The Medicare program, is a federal program that helps senior citizens and certain other individuals pay for health care, is divided into parts; Part A, Part B, Part C, and Part D. Part C is called Medicare Advantage and is an alternative to Parts A and B. When Medicare was created in 1965 (original Medicare), it provided only two parts; Part A and Part B. Generally speaking, Part A is free to eligible recipients and helps pay for in-hospital care. Part B is optional and helps pay for regular medical care (e.g., doctor’s bills, X-rays, lab tests). Individuals who choose to enroll in Part B must pay a premium, a deductible, and co-payments. In 1997, Medicare Part C (Medicare Advantage) became available to persons who are eligible for Part A and enrolled in Part B. Under Part C, private health insurance companies can contract with the federal government to offer Medicare benefits through their own policies. In 2003, under the Medicare Prescription Drug, Improvement, and Modernization Act, Medicare Advantage became the new name for Medicare + Choice plans, and certain rules were changed to give Part C enrollees better benefits and lower costs. The law also created Part D, prescription drug coverage.
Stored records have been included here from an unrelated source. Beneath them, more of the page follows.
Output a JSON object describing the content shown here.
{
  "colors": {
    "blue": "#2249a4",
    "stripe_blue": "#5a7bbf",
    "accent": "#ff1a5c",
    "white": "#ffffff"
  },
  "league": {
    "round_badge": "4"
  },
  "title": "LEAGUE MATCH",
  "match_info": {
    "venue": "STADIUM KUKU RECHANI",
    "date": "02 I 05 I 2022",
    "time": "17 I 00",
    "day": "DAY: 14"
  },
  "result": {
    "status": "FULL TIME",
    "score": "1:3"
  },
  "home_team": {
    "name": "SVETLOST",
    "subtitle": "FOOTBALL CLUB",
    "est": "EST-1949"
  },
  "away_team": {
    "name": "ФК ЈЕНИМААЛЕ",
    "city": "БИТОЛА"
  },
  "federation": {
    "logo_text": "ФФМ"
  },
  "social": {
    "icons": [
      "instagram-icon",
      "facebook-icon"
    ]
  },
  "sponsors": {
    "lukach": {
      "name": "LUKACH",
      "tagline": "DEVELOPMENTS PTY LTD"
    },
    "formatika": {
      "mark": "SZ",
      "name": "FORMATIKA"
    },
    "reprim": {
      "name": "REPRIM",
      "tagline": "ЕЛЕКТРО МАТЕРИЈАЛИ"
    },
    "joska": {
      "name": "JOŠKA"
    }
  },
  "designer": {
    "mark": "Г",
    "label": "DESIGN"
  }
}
In most Medicare Advantage Health Plans, patients generally must get their care and services from the Health Plan’s network of providers. Members of Medicare Advantage plans will be asked to choose a primary care doctor or Medical Group. Members that get health care outside of the plan’s network may have to pay for these services. In some cases, neither the Medicare HMO nor the Original Medicare Plan will pay for these services. Medicare HMO plans contracted with our Medical Groups operate much like the Medi-Cal or Healthy Families programs.
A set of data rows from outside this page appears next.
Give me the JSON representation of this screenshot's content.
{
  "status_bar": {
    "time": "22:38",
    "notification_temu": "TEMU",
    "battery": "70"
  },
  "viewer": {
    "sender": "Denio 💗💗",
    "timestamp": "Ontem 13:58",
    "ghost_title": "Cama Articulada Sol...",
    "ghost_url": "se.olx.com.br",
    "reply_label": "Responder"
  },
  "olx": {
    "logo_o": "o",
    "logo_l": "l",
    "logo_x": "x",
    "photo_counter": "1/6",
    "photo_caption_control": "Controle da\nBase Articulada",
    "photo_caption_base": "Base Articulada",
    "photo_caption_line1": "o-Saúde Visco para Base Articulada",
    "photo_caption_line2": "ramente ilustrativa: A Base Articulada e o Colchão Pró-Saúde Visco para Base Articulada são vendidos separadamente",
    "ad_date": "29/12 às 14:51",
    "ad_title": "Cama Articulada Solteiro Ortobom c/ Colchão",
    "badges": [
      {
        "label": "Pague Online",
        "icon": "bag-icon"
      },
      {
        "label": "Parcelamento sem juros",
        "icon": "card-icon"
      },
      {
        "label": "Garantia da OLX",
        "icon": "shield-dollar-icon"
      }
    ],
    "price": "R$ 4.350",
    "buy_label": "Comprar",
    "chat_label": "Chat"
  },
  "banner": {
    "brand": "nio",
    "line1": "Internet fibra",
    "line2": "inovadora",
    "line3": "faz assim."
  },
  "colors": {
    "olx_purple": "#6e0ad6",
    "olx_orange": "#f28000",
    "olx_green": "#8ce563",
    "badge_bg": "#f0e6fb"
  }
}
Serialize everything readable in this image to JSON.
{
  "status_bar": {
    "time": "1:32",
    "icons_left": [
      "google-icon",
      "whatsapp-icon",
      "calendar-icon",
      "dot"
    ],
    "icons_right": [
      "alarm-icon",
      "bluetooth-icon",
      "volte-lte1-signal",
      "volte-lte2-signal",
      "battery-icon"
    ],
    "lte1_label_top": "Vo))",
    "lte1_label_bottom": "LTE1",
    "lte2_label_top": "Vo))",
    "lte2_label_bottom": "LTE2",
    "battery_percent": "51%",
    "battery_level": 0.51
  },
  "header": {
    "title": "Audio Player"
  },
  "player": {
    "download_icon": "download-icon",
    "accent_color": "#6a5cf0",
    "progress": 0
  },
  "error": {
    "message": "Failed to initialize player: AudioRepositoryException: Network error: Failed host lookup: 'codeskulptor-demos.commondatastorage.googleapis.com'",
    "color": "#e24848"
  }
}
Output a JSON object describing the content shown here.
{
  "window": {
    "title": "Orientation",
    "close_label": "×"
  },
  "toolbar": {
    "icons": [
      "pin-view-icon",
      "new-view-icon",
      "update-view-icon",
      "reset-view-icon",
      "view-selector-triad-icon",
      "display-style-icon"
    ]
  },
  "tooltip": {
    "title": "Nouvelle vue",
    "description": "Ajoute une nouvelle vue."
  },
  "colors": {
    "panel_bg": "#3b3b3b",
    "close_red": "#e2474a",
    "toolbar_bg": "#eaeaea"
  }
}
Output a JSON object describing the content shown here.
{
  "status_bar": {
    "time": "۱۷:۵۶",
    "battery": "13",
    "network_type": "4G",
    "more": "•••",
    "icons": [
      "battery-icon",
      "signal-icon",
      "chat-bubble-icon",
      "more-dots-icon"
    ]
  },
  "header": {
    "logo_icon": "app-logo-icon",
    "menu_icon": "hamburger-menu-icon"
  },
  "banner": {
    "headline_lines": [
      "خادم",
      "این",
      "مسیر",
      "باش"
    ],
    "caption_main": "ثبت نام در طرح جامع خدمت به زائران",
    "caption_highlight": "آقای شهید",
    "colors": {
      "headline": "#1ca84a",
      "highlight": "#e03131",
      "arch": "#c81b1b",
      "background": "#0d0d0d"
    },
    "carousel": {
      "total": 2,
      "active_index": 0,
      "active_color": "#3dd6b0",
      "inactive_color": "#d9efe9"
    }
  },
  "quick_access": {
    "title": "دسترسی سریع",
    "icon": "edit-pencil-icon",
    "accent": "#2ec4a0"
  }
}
Medicare Advantage Special Needs Plans
The Medicare Modernization Act (MMA) created a Medicare Advantage option called “specialized MA plans for special need individuals” (“special needs plans” or “SNPs”). Medicare Advantage Special Needs Plans may limit their membership to people in certain long-term care facilities (like a nursing home), people eligible for both Medicare and Medi-Cal, or with certain chronic or disabling conditions. Special Needs Plans are available in limited areas. The Special Needs Plan is designed to provide Medicare health care and services to people who can benefit the most from special expertise of the plan’s providers, and focused care management. Special Needs Plans also must provide Medicare prescription drug coverage. Special Need Plans, generally provide extra benefits and lower co-payments than in the Original Medicare Plan. For example, a Special Needs Plan for people with diabetes might have additional providers with experience caring for conditions related to diabetes, have focused special education or counseling, and/or nutrition and exercise programs designed to help control the condition. A Special Needs Plan for people with both Medicare and Medi-Cal might help members access community resources and coordinate many of their Medicare and Medicaid services.
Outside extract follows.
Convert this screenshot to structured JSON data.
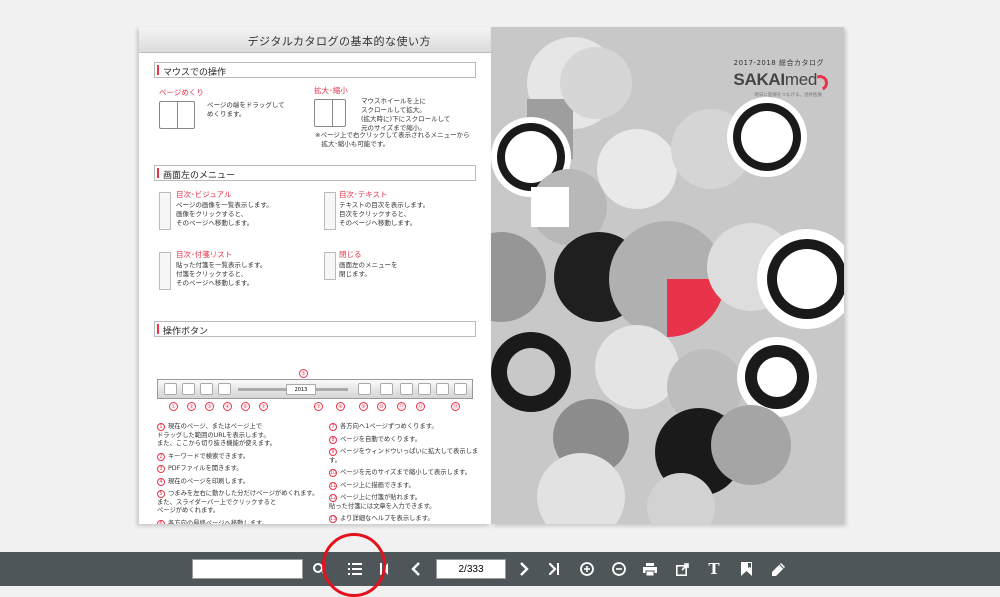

CalOptima is a County Organized Health System authorized by federal law to administer Medi-Cal benefits for Orange County residents. It is governed by a board of directors and manages the health care for approximately 290,000 Medi-Cal beneficiaries in Orange County. Since opening its doors in October of 1995, CalOptima has greatly improved access to health care for thousands of the county’s poor, disabled, and aged residents. Operating within a $790 million annual budget, CalOptima contracts with 11 health networks to provide health care to approximately 290,000 Medi-Cal beneficiaries. It also participates in California’s Healthy Families program and has the largest enrollment of any Healthy Families program provider in Orange County.